A lei visa reduzir assédio e importunação sexual contra mulheres com o uso das armas de brinquedo

Por Daiane Oliveira

Imagem: Paula Fróes/CORREIO

Foi sancionada pelo governador Jerônimo Rodrigues (PT) a lei da deputada estadual Olívia Santana (PCdoB), que proíbe o uso de pistolas de água e objetos semelhantes durante o Carnaval e outras festas de rua na Bahia. Publicada na edição do Diário Oficial do Estado (DOE) no sábado (3), a lei também atribui aos blocos e outras organizações medidas para impedir o uso do artefato, assim como criação de campanhas educativas e aplicação de penalidades.
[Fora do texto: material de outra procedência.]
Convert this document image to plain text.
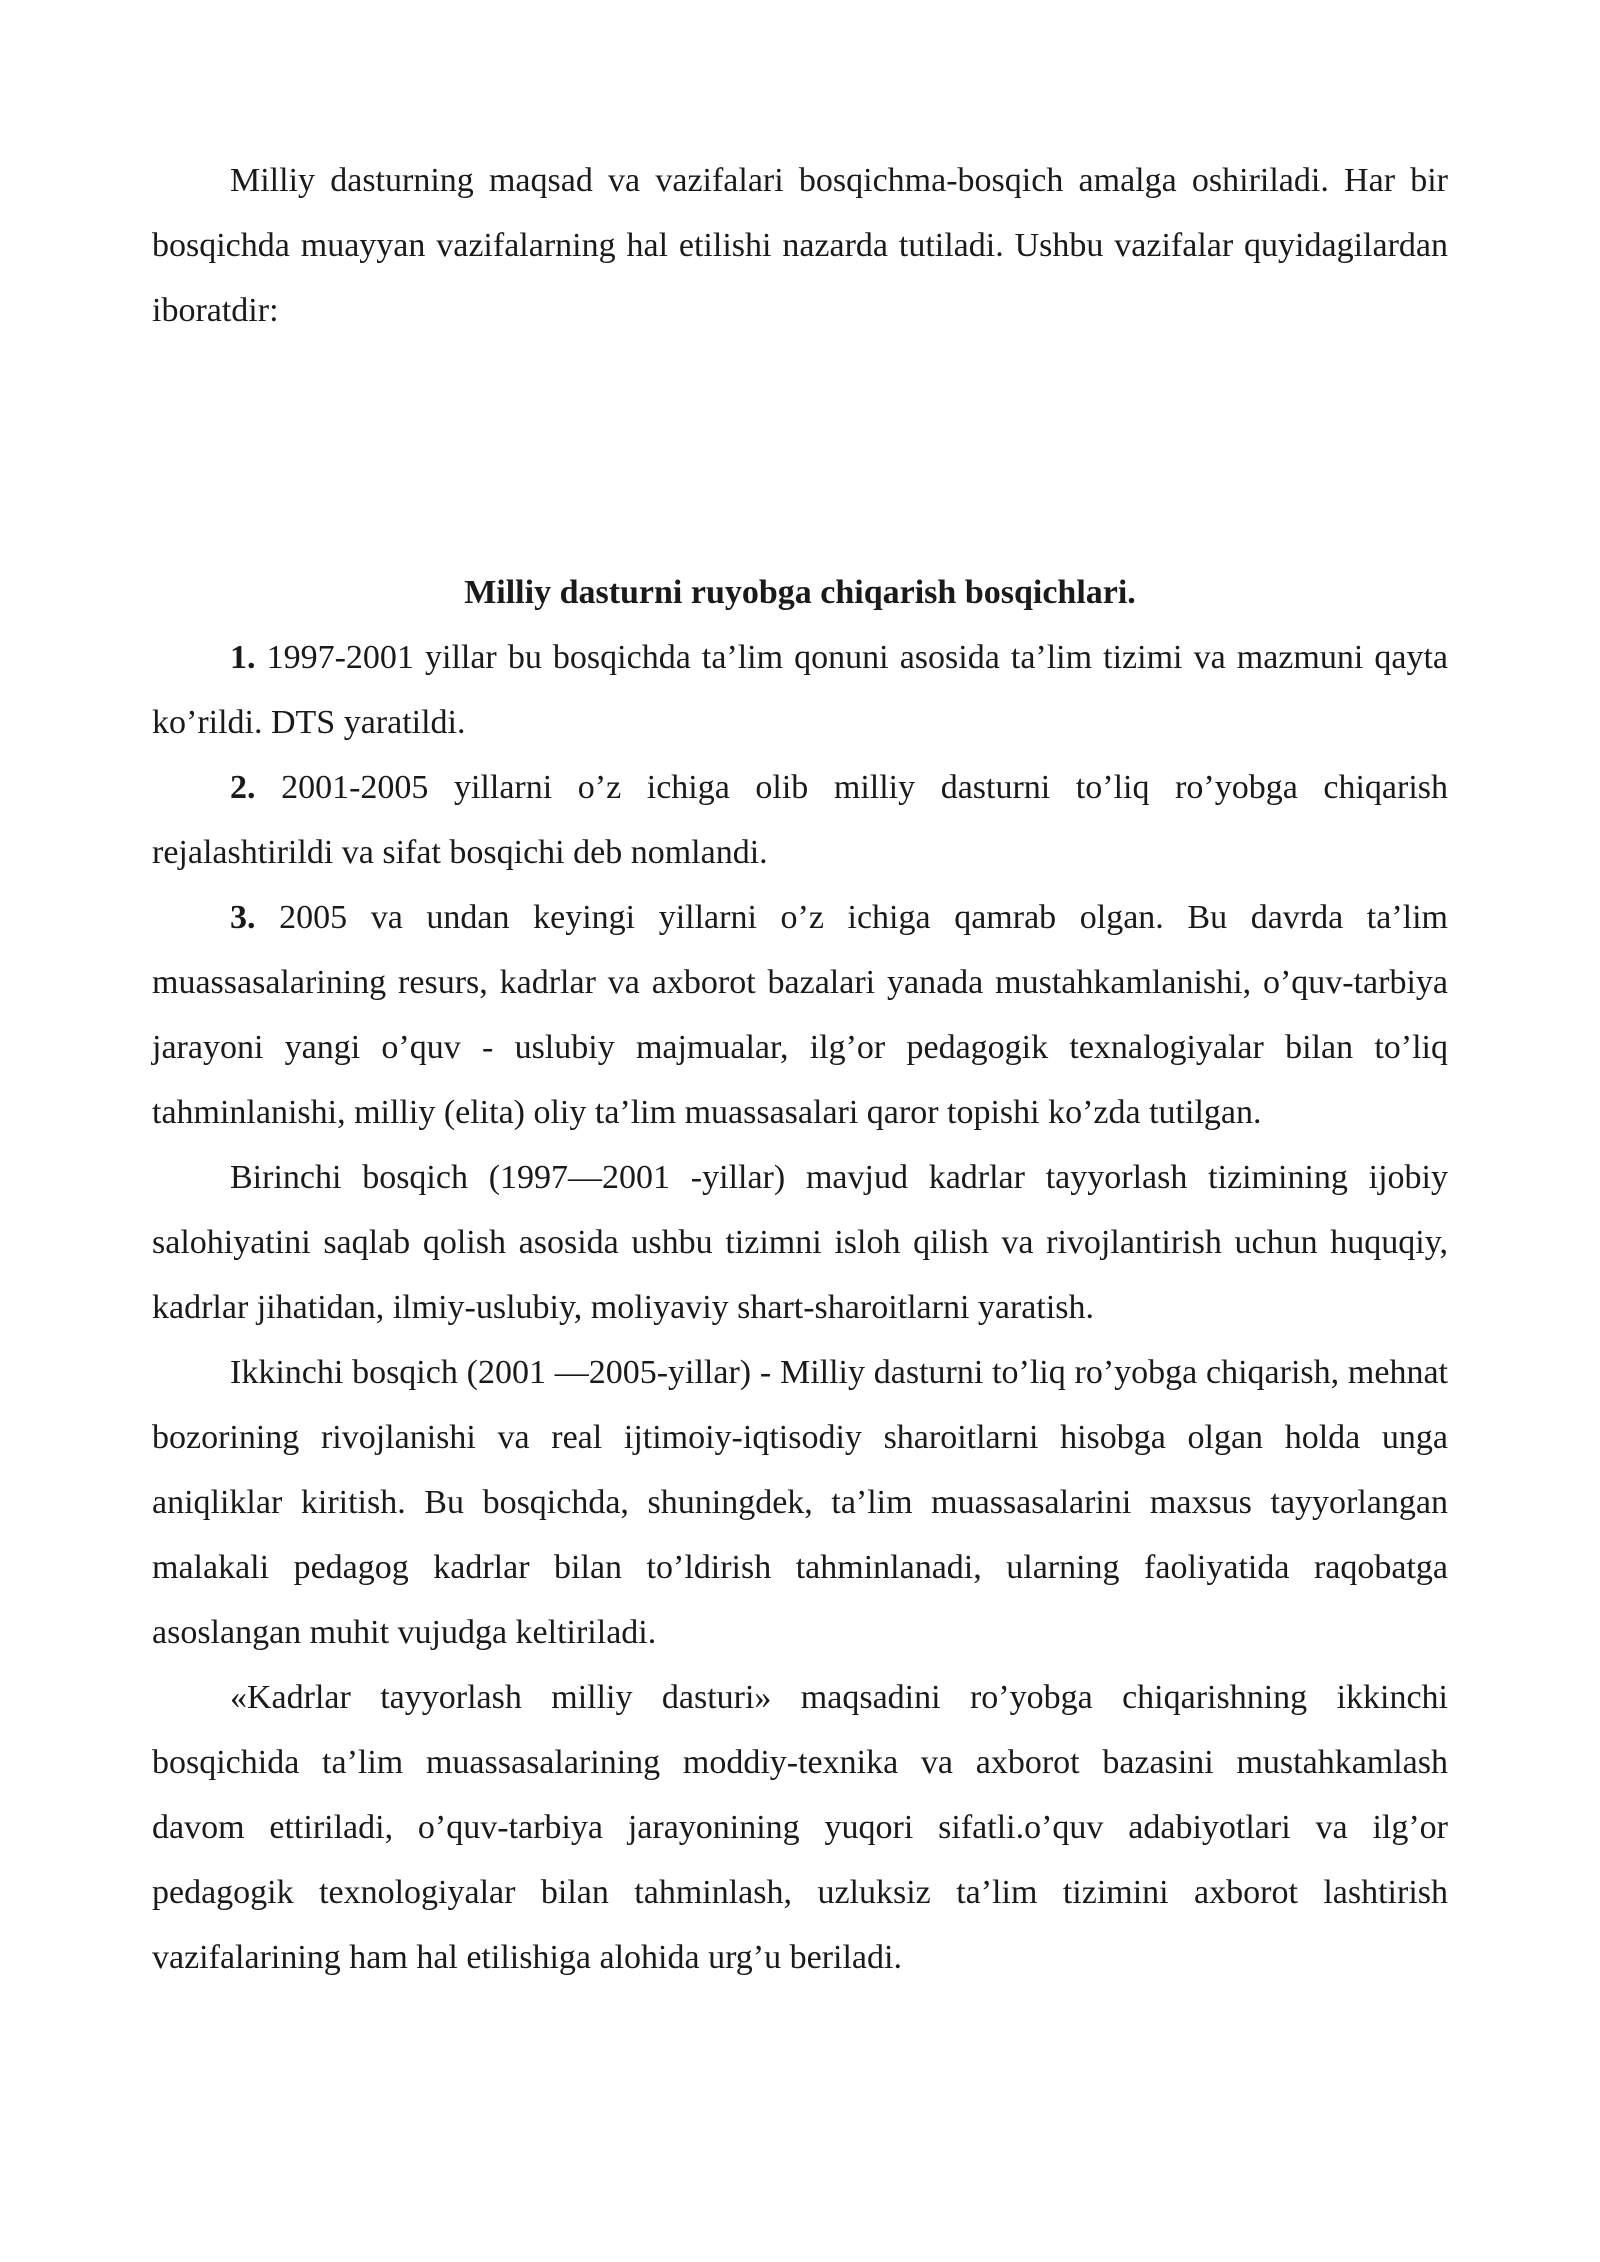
Milliy dasturning maqsad va vazifalari bosqichma-bosqich amalga oshiriladi. Har bir bosqichda muayyan vazifalarning hal etilishi nazarda tutiladi. Ushbu vazifalar quyidagilardan iboratdir:

Milliy dasturni ruyobga chiqarish bosqichlari.

1. 1997-2001 yillar bu bosqichda ta’lim qonuni asosida ta’lim tizimi va mazmuni qayta ko’rildi. DTS yaratildi.

2. 2001-2005 yillarni o’z ichiga olib milliy dasturni to’liq ro’yobga chiqarish rejalashtirildi va sifat bosqichi deb nomlandi.

3. 2005 va undan keyingi yillarni o’z ichiga qamrab olgan. Bu davrda ta’lim muassasalarining resurs, kadrlar va axborot bazalari yanada mustahkamlanishi, o’quv-tarbiya jarayoni yangi o’quv - uslubiy majmualar, ilg’or pedagogik texnalogiyalar bilan to’liq tahminlanishi, milliy (elita) oliy ta’lim muassasalari qaror topishi ko’zda tutilgan.

Birinchi bosqich (1997—2001 -yillar) mavjud kadrlar tayyorlash tizimining ijobiy salohiyatini saqlab qolish asosida ushbu tizimni isloh qilish va rivojlantirish uchun huquqiy, kadrlar jihatidan, ilmiy-uslubiy, moliyaviy shart-sharoitlarni yaratish.

Ikkinchi bosqich (2001 —2005-yillar) - Milliy dasturni to’liq ro’yobga chiqarish, mehnat bozorining rivojlanishi va real ijtimoiy-iqtisodiy sharoitlarni hisobga olgan holda unga aniqliklar kiritish. Bu bosqichda, shuningdek, ta’lim muassasalarini maxsus tayyorlangan malakali pedagog kadrlar bilan to’ldirish tahminlanadi, ularning faoliyatida raqobatga asoslangan muhit vujudga keltiriladi.

«Kadrlar tayyorlash milliy dasturi» maqsadini ro’yobga chiqarishning ikkinchi bosqichida ta’lim muassasalarining moddiy-texnika va axborot bazasini mustahkamlash davom ettiriladi, o’quv-tarbiya jarayonining yuqori sifatli.o’quv adabiyotlari va ilg’or pedagogik texnologiyalar bilan tahminlash, uzluksiz ta’lim tizimini axborot lashtirish vazifalarining ham hal etilishiga alohida urg’u beriladi.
A lei 14.584 foi criada após sucessivas denúncias de assédio e importunação sexual por integrantes do bloco Muquiranas, em Salvador, que já haviam virado tradição do Carnaval e nenhuma ação era tomada pelo poder público ou pelo bloco, que afirma não ter gerência sobre as atitudes dos associados e que fazem campanhas internas. Ainda como Projeto de Lei (PL) o texto havia sido aprovado por unanimidade pelos deputados da Assembleia Legislativa da Bahia (Alba).

Através das redes sociais, o bloco As Muquiranas celebrou a aprovação da lei pela Câmara dos Deputados afirmando que “O Carnaval de Salvador será ainda mais alegre. A aprovação desse PL é motivo de gratidão e de comemoração.” Também nas redes sociais os associados comentam que o “bloco não será mais o mesmo” e até propõe “achar algo para substituir as pistolas”, o que faz surgir o novo debate da efetividade da proibição para conter violência e assédio de gênero e LGBTfobia promovida por integrantes.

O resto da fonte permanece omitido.